Nous parlerons plus tard des mouvements post-Bop, nous étudierons le cas « Sun Ra ».



Pour la batterie, retenons 3 noms pour le moment :

KENNY CLARKE – MAX ROACH – ART BLAKEY

 

 

                                  Max Roach

 

 

 

                                    Kenny Clarke

 

                                     Art Blakey

 

 

 

 

Pour Art Tatum : voilà ce que dit James LINCOLN COLIER dans “ L’AVENTURE DU JAZZ », Editions Albin Michel ( tome 2 ) :

- «  De count Basie à Mac Coy Tyner, tous qualifient Art Tatum de 8ème Merveille du Monde .

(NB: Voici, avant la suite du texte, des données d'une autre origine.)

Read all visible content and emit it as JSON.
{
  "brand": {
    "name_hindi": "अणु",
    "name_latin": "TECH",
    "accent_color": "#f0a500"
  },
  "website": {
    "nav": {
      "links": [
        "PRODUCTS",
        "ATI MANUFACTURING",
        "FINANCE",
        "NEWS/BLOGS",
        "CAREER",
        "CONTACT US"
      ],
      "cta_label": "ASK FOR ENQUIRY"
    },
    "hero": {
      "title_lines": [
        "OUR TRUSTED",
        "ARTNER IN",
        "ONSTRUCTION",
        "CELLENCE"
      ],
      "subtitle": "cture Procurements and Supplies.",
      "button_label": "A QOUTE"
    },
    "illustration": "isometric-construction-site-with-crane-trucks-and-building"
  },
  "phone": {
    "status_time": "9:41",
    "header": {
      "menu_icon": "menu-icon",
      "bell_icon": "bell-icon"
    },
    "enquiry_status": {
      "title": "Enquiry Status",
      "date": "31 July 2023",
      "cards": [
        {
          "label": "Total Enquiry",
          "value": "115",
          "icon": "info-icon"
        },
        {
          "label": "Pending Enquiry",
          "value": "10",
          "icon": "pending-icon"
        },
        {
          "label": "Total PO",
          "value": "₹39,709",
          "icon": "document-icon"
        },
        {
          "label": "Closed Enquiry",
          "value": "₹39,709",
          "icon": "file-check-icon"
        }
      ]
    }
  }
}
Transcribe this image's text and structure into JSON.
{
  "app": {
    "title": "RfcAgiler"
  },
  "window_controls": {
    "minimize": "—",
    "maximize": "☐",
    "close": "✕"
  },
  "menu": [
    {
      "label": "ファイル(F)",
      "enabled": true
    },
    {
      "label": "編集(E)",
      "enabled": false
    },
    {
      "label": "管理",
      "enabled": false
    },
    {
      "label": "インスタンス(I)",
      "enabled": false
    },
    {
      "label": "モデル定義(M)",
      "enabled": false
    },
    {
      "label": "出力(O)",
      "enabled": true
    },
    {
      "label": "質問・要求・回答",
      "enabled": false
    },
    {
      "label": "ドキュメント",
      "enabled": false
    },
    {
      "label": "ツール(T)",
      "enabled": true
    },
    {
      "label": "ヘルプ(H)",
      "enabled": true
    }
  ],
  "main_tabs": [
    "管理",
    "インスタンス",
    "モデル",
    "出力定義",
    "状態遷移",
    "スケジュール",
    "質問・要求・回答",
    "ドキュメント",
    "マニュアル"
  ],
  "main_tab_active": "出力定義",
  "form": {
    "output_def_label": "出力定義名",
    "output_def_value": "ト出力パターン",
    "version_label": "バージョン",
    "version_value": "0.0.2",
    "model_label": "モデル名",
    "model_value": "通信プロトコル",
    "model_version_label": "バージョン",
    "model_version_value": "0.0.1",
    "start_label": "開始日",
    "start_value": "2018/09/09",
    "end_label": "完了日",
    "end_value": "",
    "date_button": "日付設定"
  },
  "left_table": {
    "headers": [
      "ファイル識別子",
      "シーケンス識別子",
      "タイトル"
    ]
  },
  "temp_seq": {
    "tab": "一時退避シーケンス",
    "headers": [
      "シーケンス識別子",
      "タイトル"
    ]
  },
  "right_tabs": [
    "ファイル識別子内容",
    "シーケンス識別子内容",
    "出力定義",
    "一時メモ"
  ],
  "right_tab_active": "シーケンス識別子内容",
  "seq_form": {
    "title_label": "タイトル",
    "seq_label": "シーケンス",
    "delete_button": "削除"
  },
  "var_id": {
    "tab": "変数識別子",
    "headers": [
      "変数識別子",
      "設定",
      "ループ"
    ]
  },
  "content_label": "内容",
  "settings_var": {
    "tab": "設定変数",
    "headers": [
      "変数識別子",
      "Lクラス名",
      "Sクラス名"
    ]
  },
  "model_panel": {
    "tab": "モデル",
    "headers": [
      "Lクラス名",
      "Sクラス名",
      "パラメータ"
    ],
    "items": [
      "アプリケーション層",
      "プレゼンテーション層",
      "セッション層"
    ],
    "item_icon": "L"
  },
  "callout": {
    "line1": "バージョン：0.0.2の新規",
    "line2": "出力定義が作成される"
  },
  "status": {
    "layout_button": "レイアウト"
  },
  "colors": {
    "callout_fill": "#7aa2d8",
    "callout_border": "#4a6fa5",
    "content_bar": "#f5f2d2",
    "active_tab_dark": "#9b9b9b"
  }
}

Hazel Scott, une excellente chanteuse et pianiste, a raconté l’anecdote suivante : « une nuit Artie Shaw, Vladimir Horowitz et moi allâmes au Café Society Downtown où travaillait Art tatum. Horowitz fut bouleversé. Après avoir entendu Tatum se lancer dans une folle improvisation sur le thème de « Tiger Rag », le grand pianiste classique répétait : ‘ce n’est pas vrai ! Je ne peux pas en croire ni mes yeux ni mes oreilles ! » Deux jours plus tard, Horowitz emmena le grand chef d’orchestre Toscanini ( qui était, d’ailleurs, son beau père) écouter Art Tatum et Toscanini fur lui aussi bouleversé. C’est le véritable, l’incroyable feu d’artifice, la pyrotechnie de Tatum qui avaient bouleversé Horowitz et Toscanini. On n’écoute pas Tatum comme on écouterait « Fats « Waller dont la musique vous entraîne d’un mouvement

irrésistible. En écoutant Tatum, on se trouve plutôt dans la situation du spectateur qui assisterait aux plus étonnantes pyrotechnies de la Fête nationale, un spectateur que le spectacle

laisserait ému, ravi, surpris, stupéfait. Tatum ne vous laisse pas un instant de répit. Sans cesse une nouvelle merveille scintillante, fulgurante, éclate sous ses doigts, bientôt remplacée par un nouveau « tour de passe-passe ».

C’est à dessein et « sans aucune nuance péjorative » que j’emplie le mot « tour de passe-passe », car même s’il n’était que cela, Tatum pourrait passer pour un des plus puissants magiciens du monde ».